Online people, myself included, have been saying for years that the Web should be first in news priority, and that journalists shouldn’t think that they work for newsPAPER companies, but instead NEWS companies. Maybe, coming from an august writer like Leonard Pitts, a world-class columnist at the Miami Herald, this idea will start to sink in with those of you who still have ink in your veins.
He sounds like speeches and conversations I heard going on a decade ago, but better late than never, I say:
We still tend to regard our websites as ancillary to our primary mission of producing newspapers. But I submit that our primary mission is to report and comment upon the news and that it is the newspaper itself that has become ancillary.
So maybe we should regard the Internet not as an extra thing we do, but as the core thing we do.
He’s a bit off the mark thinking that websites can charge like newspapers — only the WSJ can get away with that, and they may not keep it up much longer with Rupert Murdoch at the helm. People are only willing to pay for a couple of things on the Web, porn first and foremost.
Maybe Pitts hasn’t noticed, but selling the print edition isn’t working either … most newspaper companies find creative ways to give away a lot of copies to keep their numbers afloat, and circulation is still shrinking along with print advertising revenues.
Still, Pitts is more optimistic than Microsoft’s Steven Ballmer, who dropped a bomb a coupla weeks ago when he predicted to the Washington Post that newspapers will be dead and gone in 10 years:
In the next 10 years, the whole world of media, communications and advertising are going to be turned upside down — my opinion.
Here are the premises I have. Number one, there will be no media consumption left in 10 years that is not delivered over an IP network. There will be no newspapers, no magazines that are delivered in paper form.

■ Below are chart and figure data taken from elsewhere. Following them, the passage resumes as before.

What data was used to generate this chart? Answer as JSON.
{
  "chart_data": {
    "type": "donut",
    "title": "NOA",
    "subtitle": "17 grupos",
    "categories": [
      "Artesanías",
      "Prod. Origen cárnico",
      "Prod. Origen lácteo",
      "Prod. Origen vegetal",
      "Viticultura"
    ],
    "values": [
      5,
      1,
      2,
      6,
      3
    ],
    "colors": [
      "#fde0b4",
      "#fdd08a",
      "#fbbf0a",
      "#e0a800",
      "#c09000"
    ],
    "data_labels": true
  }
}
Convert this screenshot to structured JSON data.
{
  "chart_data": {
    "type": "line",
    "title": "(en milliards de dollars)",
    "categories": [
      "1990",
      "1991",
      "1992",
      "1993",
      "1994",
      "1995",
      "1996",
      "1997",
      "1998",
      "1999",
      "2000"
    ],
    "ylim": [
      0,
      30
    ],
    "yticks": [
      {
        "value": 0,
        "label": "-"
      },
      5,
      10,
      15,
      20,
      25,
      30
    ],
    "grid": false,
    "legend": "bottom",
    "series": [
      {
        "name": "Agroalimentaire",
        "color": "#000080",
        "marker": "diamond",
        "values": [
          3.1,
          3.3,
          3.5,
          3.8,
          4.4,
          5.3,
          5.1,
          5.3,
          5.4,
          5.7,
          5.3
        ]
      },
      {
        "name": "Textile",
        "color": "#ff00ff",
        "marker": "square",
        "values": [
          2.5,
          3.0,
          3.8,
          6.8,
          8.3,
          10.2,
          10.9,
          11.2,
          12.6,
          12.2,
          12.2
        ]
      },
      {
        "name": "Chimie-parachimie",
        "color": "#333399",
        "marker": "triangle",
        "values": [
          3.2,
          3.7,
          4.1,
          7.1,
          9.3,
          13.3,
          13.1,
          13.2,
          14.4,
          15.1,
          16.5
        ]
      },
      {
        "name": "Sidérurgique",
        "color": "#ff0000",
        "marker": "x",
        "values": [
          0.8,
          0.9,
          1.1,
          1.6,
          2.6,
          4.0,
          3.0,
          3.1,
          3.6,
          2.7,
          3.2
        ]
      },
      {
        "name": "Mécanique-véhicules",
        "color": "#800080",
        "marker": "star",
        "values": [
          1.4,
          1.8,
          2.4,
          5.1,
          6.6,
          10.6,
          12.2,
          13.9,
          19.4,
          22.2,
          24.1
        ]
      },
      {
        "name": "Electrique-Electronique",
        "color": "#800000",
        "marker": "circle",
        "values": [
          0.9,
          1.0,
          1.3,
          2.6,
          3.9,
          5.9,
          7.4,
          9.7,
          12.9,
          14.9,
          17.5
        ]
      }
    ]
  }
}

For the record, I think Ballmer’s being simplistic and obnoxious just to make a point (he’d probably make a good rockcrit, come to think of it).
I give newspapers much longer than a decade, and in fact, I think they might stick around for a long time if they can evolve to suit new audiences and expectations, like Coloradan Dan Pacheco’s two-year project called “printcasting,” which brings a “Web 2.0” approach to print publishing.